E3 2015: Xbox Game Preview gestartet mit Elite Dangerous und The Long Dark

Microsoft hat auf der E3-Pressekonferenz am 15. Juni 2015 das Xbox Game Preview Programm vorgestellt und damit ein Vertriebsmodell auf die Xbox One gebracht, das Spielern den Zugriff auf Titel in aktiver Entwicklung erlaubt. Die ersten beiden Spiele standen noch am selben Tag im Store bereit: Elite: Dangerous von Frontier Developments und The Long Dark von Hinterland. Beide ließen sich ab dem ersten Tag spielen, obwohl die Entwicklung noch nicht abgeschlossen war.

Das Konzept ähnelt dem Early-Access-Modell der PC-Plattform Steam, setzt aber einen eigenen Akzent. Jeder Titel im Programm verfügt über eine kostenlose Testversion, mit der die Community vor dem Kauf einen Eindruck vom Entwicklungsstand gewinnen kann. Erst danach folgt die Kaufentscheidung. Entwickler erhalten im Gegenzug eine zahlende Nutzerbasis, deren Rückmeldungen direkt in den weiteren Entwicklungsprozess einfließen. Aus einem klassischen Closed-Beta-Verhältnis wird so eine laufende, monetarisierte Feedbackschleife.

Vom Selfpublishing zum Verkauf unfertiger Spiele

Game Preview baut auf der Infrastruktur auf, die Microsoft mit dem Selfpublishing-Programm ID@Xbox geschaffen hatte.
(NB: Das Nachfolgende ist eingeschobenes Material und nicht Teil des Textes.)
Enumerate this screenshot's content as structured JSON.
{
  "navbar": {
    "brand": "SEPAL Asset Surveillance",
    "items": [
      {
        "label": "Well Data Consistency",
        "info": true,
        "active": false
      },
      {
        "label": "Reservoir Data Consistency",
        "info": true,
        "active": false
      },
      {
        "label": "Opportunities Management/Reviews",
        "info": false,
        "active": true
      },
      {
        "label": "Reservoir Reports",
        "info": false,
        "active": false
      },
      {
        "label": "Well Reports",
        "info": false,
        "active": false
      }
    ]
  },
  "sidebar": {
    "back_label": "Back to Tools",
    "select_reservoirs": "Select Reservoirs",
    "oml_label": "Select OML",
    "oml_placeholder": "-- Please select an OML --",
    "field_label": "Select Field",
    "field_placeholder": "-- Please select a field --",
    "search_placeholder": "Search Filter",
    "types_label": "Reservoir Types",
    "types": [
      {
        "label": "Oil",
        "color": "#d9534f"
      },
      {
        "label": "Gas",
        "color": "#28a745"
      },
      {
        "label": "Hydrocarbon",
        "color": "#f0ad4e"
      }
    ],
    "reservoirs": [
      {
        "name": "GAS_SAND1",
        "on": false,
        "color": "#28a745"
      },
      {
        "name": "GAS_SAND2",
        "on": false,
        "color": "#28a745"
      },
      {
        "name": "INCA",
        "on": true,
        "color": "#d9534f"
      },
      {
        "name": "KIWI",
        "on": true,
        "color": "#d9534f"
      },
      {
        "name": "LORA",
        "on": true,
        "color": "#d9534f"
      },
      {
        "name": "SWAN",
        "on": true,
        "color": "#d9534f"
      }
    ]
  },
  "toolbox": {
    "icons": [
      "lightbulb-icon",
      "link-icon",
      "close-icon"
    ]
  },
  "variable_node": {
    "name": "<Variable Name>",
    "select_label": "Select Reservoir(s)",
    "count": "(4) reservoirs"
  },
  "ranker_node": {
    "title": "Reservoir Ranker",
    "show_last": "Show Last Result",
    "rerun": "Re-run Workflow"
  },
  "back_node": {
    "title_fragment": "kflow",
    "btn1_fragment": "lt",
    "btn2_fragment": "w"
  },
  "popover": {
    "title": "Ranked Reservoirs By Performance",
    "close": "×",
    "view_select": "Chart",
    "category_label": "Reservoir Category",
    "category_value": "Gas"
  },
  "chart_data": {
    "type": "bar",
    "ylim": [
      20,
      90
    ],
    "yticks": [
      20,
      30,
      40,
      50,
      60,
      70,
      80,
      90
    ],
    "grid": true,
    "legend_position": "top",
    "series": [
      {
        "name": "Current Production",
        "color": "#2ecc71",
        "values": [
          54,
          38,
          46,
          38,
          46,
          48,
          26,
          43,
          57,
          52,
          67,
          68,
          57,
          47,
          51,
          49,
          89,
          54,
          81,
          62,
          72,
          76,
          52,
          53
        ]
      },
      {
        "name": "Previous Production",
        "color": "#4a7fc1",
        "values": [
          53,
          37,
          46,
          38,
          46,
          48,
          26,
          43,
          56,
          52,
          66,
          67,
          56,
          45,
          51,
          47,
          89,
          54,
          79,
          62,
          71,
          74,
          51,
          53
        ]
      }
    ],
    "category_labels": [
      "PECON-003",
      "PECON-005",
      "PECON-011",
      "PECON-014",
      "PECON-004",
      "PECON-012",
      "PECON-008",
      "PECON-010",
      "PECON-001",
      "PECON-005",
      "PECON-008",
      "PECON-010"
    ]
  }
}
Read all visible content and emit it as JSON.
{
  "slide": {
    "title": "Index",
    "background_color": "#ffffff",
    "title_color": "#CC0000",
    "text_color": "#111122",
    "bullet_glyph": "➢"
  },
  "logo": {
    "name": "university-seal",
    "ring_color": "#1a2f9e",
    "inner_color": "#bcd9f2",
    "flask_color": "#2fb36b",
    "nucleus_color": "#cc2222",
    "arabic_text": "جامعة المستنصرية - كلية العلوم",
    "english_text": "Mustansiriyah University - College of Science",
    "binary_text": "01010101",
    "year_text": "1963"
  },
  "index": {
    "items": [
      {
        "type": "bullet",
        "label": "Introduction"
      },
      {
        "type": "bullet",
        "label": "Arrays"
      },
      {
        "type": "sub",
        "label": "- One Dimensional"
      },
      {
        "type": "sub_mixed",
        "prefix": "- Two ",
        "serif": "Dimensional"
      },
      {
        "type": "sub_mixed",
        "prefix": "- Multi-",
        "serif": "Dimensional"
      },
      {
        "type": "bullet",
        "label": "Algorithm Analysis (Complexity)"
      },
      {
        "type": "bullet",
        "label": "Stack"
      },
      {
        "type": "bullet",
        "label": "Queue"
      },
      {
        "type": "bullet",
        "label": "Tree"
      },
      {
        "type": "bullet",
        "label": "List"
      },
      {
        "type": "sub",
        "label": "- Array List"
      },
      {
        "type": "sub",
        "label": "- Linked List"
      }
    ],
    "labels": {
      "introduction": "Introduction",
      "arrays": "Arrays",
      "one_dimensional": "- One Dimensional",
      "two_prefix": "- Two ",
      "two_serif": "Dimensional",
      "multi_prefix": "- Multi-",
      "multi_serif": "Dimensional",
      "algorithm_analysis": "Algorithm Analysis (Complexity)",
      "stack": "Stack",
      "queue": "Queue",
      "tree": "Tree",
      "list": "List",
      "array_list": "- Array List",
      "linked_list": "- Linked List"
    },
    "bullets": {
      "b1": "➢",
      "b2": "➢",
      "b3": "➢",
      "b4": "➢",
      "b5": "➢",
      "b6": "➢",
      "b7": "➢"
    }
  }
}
ID@Xbox ermöglichte unabhängigen Studios, eigene Titel ohne klassischen Publisher auf die Konsole zu bringen. Neben Hardware wie dem Xbox Elite Wireless Controller setzte Microsoft auf der E3 2015 damit auch neue Vertriebsmodelle für Spiele in Entwicklung. Game Preview erweitert das Modell um eine zeitliche Dimension: Studios müssen nicht mehr bis zur Fertigstellung warten, um Einnahmen zu erzielen, sondern können ein Spiel bereits während der Produktion verkaufen. Elite: Dangerous war zum Startzeitpunkt auf dem PC bereits veröffentlicht, die Konsolenfassung jedoch noch in Arbeit. The Long Dark befand sich auf allen Plattformen im Early-Access-Stadium.

Für kleine Teams verändert das die Finanzierungslage. Einnahmen fließen früher, was die Liquidität während der teuersten Entwicklungsphase verbessert. Gleichzeitig liefert die zahlende Nutzerschaft Telemetrie und qualitatives Feedback auf der Zielhardware, lange bevor ein Spiel als fertig gilt. Genau dieser Datenpunkt fehlte vielen Konsolenentwicklungen zuvor, weil Tests fast ausschließlich auf Entwicklerkits liefen.

Zwei Titel als Testlauf

Die Auswahl der Starttitel war kein Zufall. Elite: Dangerous ist ein Weltraum-Massively-Multiplayer-Titel mit einer in voller galaktischer Größe nachgebildeten Milchstraße und einer fortlaufenden Erzählung, also ein technisch und inhaltlich ständig wachsendes Projekt, das vom kontinuierlichen Ausbau profitiert. The Long Dark ist eine Survival-Erfahrung in einer weiten, vereisten Wildnis, in der Solospieler ohne vorgegebene Hilfen zurechtkommen müssen. Beide Spiele eignen sich für ein iteratives Modell, weil ihr Umfang ohnehin schrittweise erweitert wird.

Microsoft startete Game Preview ausdrücklich als Pilotprogramm. Die kostenlose Probefassung jedes Titels war dabei das zentrale Unterscheidungsmerkmal gegenüber dem reinen Bezahlmodell anderer Plattformen, weil sie das Kaufrisiko für unfertige Software senkt. Für unabhängige Studios entstand damit ein Weg, ein Spiel auf der Konsole zu finanzieren, zu testen und parallel weiterzuentwickeln, ohne auf einen externen Geldgeber angewiesen zu sein.